30.3 Hypothesen für die ANCOVA

Wir haben für jeden Faktor der ANCOVA ein Hypothesenpaar sowie ein Hypothesenpaar für die Kovariate. Im Folgenden sehen wir die jeweiligen Hypothesenpaare.

Einmal für animal, als Haupteffekt. Wir nennen einen Faktor den Hauptfaktor, weil wir an diesem Faktor am meisten interessiert sind. Wenn wir später einen Posthoc Test durchführen würden, dann würden wir diesen Faktor nehmen. Wir sind primär an dem Unterschied der Sprungweiten in [cm] in Gruppen Hund, Katze und Fuchs interessiert.

\[ \begin{aligned} H_0: &\; \bar{y}_{cat} = \bar{y}_{dog} = \bar{y}_{fox}\\ H_A: &\; \bar{y}_{cat} \ne \bar{y}_{dog}\\ \phantom{H_A:} &\; \bar{y}_{cat} \ne \bar{y}_{fox}\\ \phantom{H_A:} &\; \bar{y}_{dog} \ne \bar{y}_{fox}\\ \phantom{H_A:} &\; \mbox{für mindestens ein Paar} \end{aligned} \]

Du kannst mehr über Geraden sowei lineare Modelle und deren Eigenschaften im Kapitel 38 erfahren.

Für die Kovariate testen wir anders. Die Kovariate ist ja eine numerische Variable. Daher ist die Frage, wann gibt es keinen Effekt von weight auf die Sprunglänge? Wenn wir eine parallele Linie hätten. Das heißt, wenn sich der Wert von weight ändert, ändert sich der Wert von jump_length nicht. Wir schreiben, dass sich die Steigung der Geraden nicht ändert. Wir bezeichnen die Steigung einer Graden mit \(\beta\). Wenn kein Effekt vorliegt und die Nullhpyothese gilt, dann ist die Steigung der Geraden \(\beta_{weight} = 0\).

\[ \begin{aligned} H_0: &\; \beta_{weight} = 0\\ H_A: &\; \beta_{weight} \neq 0 \end{aligned} \]

Du kannst dir überlegen, ob due die Interaktion zwischen dem Faktor und der Kovariate mit ins Modell nehmen willst. Eigentlich schauen wir uns immer nur die Interaktion zwischen den Faktoren an. Generell schreiben wir eine Interaktionshypothese immer in Prosa.

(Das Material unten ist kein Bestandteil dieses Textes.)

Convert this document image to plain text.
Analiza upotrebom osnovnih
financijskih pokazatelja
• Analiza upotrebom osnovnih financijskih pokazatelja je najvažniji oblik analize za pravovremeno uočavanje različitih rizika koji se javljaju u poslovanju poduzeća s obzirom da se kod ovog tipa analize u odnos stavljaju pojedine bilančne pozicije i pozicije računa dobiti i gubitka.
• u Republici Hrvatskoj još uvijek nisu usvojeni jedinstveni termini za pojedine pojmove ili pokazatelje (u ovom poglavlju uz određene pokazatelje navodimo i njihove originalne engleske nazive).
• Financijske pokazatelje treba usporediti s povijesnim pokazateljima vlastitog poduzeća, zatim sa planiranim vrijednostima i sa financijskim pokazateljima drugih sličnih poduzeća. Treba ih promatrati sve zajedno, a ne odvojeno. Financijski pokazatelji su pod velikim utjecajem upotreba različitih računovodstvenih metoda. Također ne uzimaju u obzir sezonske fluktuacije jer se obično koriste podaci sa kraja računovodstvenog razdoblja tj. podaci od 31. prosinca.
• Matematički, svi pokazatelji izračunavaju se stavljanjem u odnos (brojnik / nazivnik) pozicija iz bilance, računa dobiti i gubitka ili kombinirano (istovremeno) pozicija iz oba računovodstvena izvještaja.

\[ \begin{aligned} H_0: &\; \mbox{keine Interaktion}\\ H_A: &\; \mbox{eine Interaktion zwischen animal und site} \end{aligned} \]

Wir haben also jetzt die verschiedenen Hypothesenpaare definiert und schauen uns jetzt die ANCOVA in R einmal in der Anwendung an.

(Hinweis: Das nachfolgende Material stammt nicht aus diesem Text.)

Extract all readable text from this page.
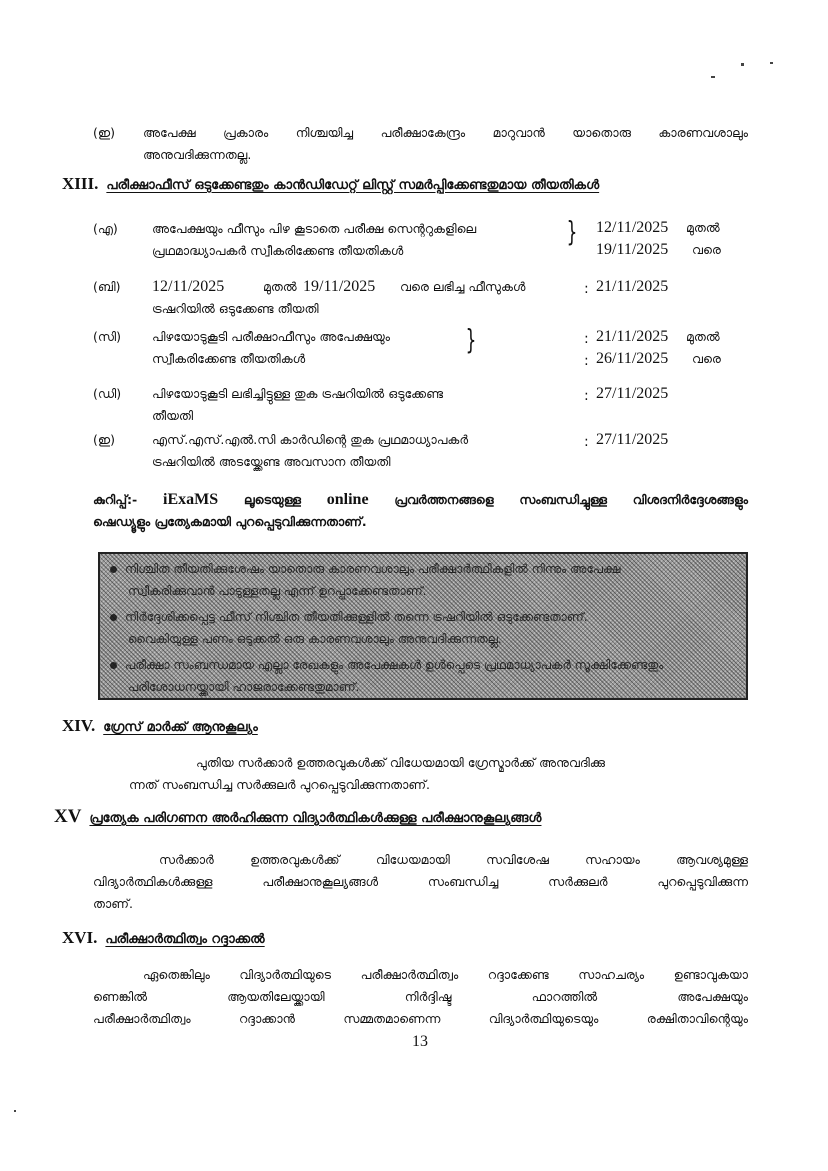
(ഇ) അപേക്ഷ പ്രകാരം നിശ്ചയിച്ച പരീക്ഷാകേന്ദ്രം മാറുവാൻ യാതൊരു കാരണവശാലും
അനുവദിക്കുന്നതല്ല.
XIII. പരീക്ഷാഫീസ് ഒടുക്കേണ്ടതും കാൻഡിഡേറ്റ് ലിസ്റ്റ് സമർപ്പിക്കേണ്ടതുമായ തീയതികൾ
(എ)	അപേക്ഷയും ഫീസും പിഴ കൂടാതെ പരീക്ഷ സെന്ററുകളിലെ
പ്രഥമാദ്ധ്യാപകർ സ്വീകരിക്കേണ്ട തീയതികൾ
} 12/11/2025 മുതൽ
19/11/2025 വരെ
(ബി) 12/11/2025	മുതൽ 19/11/2025 വരെ ലഭിച്ച ഫീസുകൾ
ട്രഷറിയിൽ ഒടുക്കേണ്ട തീയതി
: 21/11/2025
(സി) പിഴയോടുകൂടി പരീക്ഷാഫീസും അപേക്ഷയും
സ്വീകരിക്കേണ്ട തീയതികൾ
}	: 21/11/2025 മുതൽ
: 26/11/2025 വരെ
(ഡി) പിഴയോടുകൂടി ലഭിച്ചിട്ടുള്ള തുക ട്രഷറിയിൽ ഒടുക്കേണ്ട
തീയതി
: 27/11/2025
(ഇ)	എസ്.എസ്.എൽ.സി കാർഡിന്റെ തുക പ്രഥമാധ്യാപകർ
ട്രഷറിയിൽ അടയ്ക്കേണ്ട അവസാന തീയതി
: 27/11/2025
കുറിപ്പ്:- iExaMS ലൂടെയുള്ള online പ്രവർത്തനങ്ങളെ സംബന്ധിച്ചുള്ള വിശദനിർദ്ദേശങ്ങളും
ഷെഡ്യൂളും പ്രത്യേകമായി പുറപ്പെടുവിക്കുന്നതാണ്.
നിശ്ചിത തീയതിക്കുശേഷം യാതൊരു കാരണവശാലും പരീക്ഷാർത്ഥികളിൽ നിന്നും അപേക്ഷ
സ്വീകരിക്കുവാൻ പാടുള്ളതല്ല എന്ന് ഉറപ്പാക്കേണ്ടതാണ്.
നിർദ്ദേശിക്കപ്പെട്ട ഫീസ് നിശ്ചിത തീയതിക്കുള്ളിൽ തന്നെ ട്രഷറിയിൽ ഒടുക്കേണ്ടതാണ്.
വൈകിയുള്ള പണം ഒടുക്കൽ ഒരു കാരണവശാലും അനുവദിക്കുന്നതല്ല.
പരീക്ഷാ സംബന്ധമായ എല്ലാ രേഖകളും അപേക്ഷകൾ ഉൾപ്പെടെ പ്രഥമാധ്യാപകർ സൂക്ഷിക്കേണ്ടതും
പരിശോധനയ്ക്കായി ഹാജരാക്കേണ്ടതുമാണ്.
XIV. ഗ്രേസ് മാർക്ക് ആനുകൂല്യം
പുതിയ സർക്കാർ ഉത്തരവുകൾക്ക് വിധേയമായി ഗ്രേസ്മാർക്ക് അനുവദിക്കു
ന്നത് സംബന്ധിച്ച സർക്കുലർ പുറപ്പെടുവിക്കുന്നതാണ്.
XV പ്രത്യേക പരിഗണന അർഹിക്കുന്ന വിദ്യാർത്ഥികൾക്കുള്ള പരീക്ഷാനുകൂല്യങ്ങൾ
സർക്കാർ ഉത്തരവുകൾക്ക് വിധേയമായി സവിശേഷ സഹായം ആവശ്യമുള്ള
വിദ്യാർത്ഥികൾക്കുള്ള പരീക്ഷാനുകൂല്യങ്ങൾ സംബന്ധിച്ച സർക്കുലർ പുറപ്പെടുവിക്കുന്ന
താണ്.
XVI. പരീക്ഷാർത്ഥിത്വം റദ്ദാക്കൽ
ഏതെങ്കിലും വിദ്യാർത്ഥിയുടെ പരീക്ഷാർത്ഥിത്വം റദ്ദാക്കേണ്ട സാഹചര്യം ഉണ്ടാവുകയാ
ണെങ്കിൽ ആയതിലേയ്ക്കായി നിർദ്ദിഷ്ട ഫാറത്തിൽ അപേക്ഷയും
പരീക്ഷാർത്ഥിത്വം റദ്ദാക്കാൻ സമ്മതമാണെന്ന വിദ്യാർത്ഥിയുടെയും രക്ഷിതാവിന്റെയും
13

30.4 Die einfaktorielle ANCOVA in R

Du kannst mehr über Geraden sowie lineare Modelle und deren Eigenschaften im Kapitel 38 erfahren.

Wir können die ANCOVA ganz klassisch mit dem linaren Modell fitten. Wir nutzen die Funktion lm() um die Koeffizienten des linearen Modellls zu erhalten. Wir erinnern uns, wir haben haben einen Faktor \(f_1\) und eine Kovariate bezwiehungsweise ein numerisches \(c_1\). In unserem Beispiel sieht dann der Fit des Modells wie folgt aus.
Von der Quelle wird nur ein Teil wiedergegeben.